Bangladesh National Health Accounts, an overview on the public and private expenditures in health sector

The fifth Bangladesh National Health Accounts (BNHA) 1997-2015 data presented an overview on the all public and private expenditures in health sector, showing need of significant steps that have to be taken for reducing households out-of-pocket (OOP) health related expenditures and also to address regional disparities in health expenditure .The estimated BNHA total health expenditure per capita increased from US$ 27 in 2012 to US$ 37 in 2015. However, Bangladesh still spends only 3.0% of its GDP in health sector while government health expenditure in relation to GDP is only 0.69% placing Bangladesh among the countries that least spends on health in South-East Asia Region (SEAR).

It is estimated that 67% of total health expenditure, is met by households OOP, which is the highest in this region, followed by India with 62% and far away from Maldives with its 18%. Out of the OOP in Bangladesh almost 69.4% was spent on medicines; hence out of the total health spending in the country, 46% (almost half) corresponds to expenditure on medicines and medical products.

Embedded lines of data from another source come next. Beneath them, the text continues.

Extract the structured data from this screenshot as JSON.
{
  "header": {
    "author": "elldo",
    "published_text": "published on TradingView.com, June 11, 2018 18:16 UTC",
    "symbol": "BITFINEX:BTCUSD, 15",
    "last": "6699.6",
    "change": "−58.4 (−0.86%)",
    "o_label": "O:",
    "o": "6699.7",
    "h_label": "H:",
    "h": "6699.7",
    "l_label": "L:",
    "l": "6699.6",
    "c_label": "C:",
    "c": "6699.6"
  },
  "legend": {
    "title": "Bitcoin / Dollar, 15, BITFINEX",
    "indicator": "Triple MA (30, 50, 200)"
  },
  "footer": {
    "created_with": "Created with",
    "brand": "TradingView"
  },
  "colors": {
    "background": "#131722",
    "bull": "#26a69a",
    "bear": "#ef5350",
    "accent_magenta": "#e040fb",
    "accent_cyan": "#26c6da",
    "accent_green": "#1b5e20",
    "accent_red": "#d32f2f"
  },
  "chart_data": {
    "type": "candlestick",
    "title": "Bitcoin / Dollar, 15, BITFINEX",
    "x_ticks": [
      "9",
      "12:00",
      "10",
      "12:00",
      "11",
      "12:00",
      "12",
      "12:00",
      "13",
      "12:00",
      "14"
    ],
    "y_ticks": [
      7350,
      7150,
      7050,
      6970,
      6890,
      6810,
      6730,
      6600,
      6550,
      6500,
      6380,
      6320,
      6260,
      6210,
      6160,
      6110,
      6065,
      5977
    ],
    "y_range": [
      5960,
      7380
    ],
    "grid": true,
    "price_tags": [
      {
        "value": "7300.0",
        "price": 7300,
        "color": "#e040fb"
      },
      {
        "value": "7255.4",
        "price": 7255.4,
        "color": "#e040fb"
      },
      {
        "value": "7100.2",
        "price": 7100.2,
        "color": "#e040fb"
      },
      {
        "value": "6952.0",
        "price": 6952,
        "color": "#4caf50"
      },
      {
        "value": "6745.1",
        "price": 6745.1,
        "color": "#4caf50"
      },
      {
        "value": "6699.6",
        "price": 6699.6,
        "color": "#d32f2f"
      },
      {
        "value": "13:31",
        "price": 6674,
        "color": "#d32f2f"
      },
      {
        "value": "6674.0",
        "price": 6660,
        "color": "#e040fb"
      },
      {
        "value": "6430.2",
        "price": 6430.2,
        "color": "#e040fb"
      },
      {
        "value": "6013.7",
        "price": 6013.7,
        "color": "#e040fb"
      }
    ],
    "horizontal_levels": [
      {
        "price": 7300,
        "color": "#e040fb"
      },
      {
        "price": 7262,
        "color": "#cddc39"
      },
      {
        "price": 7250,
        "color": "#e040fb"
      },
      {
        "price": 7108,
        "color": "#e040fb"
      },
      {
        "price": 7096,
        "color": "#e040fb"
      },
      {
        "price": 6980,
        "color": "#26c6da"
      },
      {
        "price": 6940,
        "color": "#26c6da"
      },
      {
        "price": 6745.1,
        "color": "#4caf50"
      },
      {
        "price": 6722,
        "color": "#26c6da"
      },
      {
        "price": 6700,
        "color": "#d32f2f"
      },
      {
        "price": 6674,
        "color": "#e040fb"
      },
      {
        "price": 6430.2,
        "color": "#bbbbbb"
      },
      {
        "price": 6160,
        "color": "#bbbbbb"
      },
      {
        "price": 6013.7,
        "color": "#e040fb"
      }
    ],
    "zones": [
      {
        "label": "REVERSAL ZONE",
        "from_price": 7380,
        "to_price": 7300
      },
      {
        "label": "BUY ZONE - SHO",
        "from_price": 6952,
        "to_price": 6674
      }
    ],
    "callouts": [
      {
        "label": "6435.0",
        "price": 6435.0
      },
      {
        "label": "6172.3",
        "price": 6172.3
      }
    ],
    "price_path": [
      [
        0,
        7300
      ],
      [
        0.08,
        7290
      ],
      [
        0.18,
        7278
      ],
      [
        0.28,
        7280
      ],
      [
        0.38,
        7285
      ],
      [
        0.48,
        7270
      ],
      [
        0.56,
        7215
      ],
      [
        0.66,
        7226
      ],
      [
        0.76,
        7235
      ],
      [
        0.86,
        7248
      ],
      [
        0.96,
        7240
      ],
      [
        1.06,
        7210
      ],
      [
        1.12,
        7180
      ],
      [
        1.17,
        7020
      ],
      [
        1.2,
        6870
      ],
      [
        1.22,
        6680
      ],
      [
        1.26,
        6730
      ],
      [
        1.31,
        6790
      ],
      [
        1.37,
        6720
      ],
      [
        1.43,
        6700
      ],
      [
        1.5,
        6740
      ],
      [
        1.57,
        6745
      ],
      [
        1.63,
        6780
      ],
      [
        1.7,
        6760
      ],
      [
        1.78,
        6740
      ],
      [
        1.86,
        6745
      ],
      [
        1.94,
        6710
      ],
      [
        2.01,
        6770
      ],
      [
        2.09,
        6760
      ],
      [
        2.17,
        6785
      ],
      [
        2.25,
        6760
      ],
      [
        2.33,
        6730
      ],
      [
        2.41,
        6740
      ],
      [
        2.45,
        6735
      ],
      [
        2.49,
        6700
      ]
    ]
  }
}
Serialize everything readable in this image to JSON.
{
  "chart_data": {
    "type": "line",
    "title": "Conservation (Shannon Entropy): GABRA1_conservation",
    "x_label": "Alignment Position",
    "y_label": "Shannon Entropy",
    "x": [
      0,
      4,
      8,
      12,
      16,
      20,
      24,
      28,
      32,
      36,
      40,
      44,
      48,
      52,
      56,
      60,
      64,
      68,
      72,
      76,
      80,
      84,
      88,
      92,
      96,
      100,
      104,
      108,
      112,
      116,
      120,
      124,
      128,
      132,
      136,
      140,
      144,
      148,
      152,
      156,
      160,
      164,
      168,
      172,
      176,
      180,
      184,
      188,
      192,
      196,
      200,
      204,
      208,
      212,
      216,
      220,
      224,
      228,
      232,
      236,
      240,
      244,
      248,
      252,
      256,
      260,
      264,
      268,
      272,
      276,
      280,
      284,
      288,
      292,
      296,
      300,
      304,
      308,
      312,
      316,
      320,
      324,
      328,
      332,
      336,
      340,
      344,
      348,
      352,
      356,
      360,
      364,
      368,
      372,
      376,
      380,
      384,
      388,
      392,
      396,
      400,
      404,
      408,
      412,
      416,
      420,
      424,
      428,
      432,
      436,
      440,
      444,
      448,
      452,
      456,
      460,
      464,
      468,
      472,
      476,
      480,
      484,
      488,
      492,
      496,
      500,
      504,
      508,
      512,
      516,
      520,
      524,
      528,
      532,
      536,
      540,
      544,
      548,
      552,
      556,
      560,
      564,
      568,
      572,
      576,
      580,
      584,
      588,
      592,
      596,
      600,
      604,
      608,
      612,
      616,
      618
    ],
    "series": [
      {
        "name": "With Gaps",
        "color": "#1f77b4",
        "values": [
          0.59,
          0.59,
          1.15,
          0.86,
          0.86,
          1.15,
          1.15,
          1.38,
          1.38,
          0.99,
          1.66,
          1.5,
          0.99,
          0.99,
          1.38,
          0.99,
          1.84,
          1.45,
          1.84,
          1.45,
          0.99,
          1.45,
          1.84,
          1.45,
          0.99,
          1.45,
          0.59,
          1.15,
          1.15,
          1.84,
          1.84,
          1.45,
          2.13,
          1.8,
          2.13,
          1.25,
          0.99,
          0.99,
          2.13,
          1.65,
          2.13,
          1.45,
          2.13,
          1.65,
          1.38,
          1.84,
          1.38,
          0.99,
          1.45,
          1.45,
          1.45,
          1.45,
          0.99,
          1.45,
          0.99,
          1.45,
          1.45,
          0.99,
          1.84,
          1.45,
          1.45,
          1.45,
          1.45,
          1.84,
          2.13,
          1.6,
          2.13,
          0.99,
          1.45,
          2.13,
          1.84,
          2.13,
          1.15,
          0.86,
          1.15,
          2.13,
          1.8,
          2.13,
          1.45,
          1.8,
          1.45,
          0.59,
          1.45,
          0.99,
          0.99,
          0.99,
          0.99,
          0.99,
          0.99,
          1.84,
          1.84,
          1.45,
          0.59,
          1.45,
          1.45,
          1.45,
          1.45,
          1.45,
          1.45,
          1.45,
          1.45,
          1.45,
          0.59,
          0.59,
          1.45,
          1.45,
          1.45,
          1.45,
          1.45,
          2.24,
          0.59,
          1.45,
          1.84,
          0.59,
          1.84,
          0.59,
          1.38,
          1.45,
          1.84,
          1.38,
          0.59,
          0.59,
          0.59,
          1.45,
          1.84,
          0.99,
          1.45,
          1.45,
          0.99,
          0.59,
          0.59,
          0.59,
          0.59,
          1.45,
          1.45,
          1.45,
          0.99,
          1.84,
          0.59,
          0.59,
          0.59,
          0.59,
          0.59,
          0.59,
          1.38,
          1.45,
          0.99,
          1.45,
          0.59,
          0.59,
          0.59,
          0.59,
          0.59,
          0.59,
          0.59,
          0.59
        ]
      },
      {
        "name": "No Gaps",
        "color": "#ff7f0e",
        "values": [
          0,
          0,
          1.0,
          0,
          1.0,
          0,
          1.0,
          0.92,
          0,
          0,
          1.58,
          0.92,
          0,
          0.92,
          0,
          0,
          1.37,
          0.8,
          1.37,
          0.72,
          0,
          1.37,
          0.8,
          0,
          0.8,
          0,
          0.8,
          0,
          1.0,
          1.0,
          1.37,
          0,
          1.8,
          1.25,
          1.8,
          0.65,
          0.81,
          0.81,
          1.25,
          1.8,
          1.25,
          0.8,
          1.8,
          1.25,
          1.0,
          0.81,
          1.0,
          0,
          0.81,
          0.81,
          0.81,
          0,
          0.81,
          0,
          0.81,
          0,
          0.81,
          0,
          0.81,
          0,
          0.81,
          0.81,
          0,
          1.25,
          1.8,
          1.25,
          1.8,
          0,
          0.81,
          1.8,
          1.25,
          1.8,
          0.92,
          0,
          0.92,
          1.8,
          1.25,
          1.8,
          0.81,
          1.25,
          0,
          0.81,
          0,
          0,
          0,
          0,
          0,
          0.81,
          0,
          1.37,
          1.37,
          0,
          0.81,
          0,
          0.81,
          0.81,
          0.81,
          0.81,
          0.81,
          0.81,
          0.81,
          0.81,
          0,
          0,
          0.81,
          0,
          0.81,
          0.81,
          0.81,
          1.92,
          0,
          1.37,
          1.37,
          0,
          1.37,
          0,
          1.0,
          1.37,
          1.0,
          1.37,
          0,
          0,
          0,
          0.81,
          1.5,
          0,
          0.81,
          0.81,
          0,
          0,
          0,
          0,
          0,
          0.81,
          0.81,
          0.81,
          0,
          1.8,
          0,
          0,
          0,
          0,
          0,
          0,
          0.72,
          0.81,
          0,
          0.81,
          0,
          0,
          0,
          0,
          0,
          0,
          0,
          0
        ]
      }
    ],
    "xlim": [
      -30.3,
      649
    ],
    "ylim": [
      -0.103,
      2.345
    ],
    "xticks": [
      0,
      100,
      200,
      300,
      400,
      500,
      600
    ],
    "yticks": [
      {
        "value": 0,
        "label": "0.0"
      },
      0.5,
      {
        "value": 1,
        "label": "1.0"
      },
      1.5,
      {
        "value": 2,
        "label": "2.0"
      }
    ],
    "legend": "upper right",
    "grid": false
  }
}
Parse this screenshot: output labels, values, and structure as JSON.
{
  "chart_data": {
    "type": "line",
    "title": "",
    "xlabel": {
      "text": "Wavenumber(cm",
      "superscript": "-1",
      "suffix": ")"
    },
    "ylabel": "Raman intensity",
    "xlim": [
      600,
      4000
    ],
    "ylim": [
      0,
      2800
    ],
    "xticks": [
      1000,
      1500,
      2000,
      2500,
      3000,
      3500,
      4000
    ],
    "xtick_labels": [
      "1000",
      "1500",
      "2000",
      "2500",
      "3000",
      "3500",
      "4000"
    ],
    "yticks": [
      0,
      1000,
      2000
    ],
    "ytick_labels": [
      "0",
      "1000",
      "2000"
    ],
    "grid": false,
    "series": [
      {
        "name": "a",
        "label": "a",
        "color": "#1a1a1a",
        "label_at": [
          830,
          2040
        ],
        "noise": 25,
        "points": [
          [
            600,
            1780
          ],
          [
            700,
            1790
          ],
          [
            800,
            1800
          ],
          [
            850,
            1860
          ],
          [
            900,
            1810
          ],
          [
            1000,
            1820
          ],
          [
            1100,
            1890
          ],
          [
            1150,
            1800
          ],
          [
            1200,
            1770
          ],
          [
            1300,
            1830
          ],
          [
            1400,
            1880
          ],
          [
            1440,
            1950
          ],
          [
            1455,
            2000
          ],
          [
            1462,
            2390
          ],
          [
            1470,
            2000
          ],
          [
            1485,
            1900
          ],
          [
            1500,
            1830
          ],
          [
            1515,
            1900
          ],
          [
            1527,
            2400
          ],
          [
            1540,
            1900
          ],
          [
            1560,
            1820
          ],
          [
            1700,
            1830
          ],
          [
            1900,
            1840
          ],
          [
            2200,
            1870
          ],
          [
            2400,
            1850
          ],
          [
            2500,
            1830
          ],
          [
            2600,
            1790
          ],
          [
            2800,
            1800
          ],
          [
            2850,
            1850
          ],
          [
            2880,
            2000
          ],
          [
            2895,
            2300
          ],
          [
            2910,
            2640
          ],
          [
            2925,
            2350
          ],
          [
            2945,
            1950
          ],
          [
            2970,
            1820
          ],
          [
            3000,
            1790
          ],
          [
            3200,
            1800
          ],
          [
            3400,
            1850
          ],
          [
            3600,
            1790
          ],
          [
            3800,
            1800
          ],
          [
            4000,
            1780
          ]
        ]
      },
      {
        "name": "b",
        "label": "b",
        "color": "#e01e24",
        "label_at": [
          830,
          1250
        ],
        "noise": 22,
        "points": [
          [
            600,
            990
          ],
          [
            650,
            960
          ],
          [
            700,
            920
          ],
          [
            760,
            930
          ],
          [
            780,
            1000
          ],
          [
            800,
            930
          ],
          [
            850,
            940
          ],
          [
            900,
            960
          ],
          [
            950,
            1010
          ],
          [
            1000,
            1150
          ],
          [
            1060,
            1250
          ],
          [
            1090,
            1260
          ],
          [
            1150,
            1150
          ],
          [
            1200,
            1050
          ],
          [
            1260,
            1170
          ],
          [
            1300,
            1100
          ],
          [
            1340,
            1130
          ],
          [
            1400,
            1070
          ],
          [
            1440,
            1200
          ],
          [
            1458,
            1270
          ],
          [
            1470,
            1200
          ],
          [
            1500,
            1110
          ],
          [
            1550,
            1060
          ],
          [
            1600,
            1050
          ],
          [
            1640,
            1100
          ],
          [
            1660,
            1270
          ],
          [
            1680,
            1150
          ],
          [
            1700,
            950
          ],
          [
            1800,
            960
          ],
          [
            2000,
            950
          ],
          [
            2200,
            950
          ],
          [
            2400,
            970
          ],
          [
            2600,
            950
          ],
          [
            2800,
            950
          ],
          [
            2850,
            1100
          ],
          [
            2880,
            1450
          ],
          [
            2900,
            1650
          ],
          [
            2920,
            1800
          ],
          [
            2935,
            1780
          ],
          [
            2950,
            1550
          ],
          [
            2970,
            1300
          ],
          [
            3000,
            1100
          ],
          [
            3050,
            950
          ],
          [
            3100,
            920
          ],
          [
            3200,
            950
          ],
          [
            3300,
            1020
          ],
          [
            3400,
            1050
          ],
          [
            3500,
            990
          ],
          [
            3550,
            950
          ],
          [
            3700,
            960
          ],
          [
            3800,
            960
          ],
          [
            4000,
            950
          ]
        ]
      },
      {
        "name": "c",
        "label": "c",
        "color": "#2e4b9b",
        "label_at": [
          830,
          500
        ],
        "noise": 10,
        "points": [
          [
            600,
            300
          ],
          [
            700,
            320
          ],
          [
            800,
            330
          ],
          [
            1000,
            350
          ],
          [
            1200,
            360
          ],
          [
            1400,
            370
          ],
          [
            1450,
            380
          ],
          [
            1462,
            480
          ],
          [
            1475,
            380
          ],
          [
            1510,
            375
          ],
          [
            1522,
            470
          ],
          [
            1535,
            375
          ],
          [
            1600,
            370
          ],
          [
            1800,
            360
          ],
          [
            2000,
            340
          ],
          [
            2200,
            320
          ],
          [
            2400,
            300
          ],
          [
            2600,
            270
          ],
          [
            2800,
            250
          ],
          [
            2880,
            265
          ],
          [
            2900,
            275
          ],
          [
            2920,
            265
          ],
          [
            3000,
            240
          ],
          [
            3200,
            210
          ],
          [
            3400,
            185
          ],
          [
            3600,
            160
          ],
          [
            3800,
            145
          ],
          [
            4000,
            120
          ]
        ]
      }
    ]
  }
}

The BNHA shows that there are considerable regional disparities in health expenditure of Bangladesh. Dhaka division consumed 46% of the total health expenditure where Barisal and Sylhet divisions consumed only 4% respectively.

The State Minister of the Ministry of Health and Family Welfare (MOHFW) of Bangladesh reassured their commitment to take necessary initiatives to increase public funding in tackling OOP. He also reiterated the importance of social health protection to reduce OOP to an a significant level by 2030 in order to make substantial progress towards UHC and the SDGs.

Health Economics Unit of the MOHFW has been producing national health accounts regularly using a globally accepted methodology since 1997 to track the countries health expenditures and to shape health financing policies accordingly.

Bangladesh National Health Accounts 1997-2015 was conducted with support from the World Bank, Rockefeller Foundation and World Health Organization (WHO).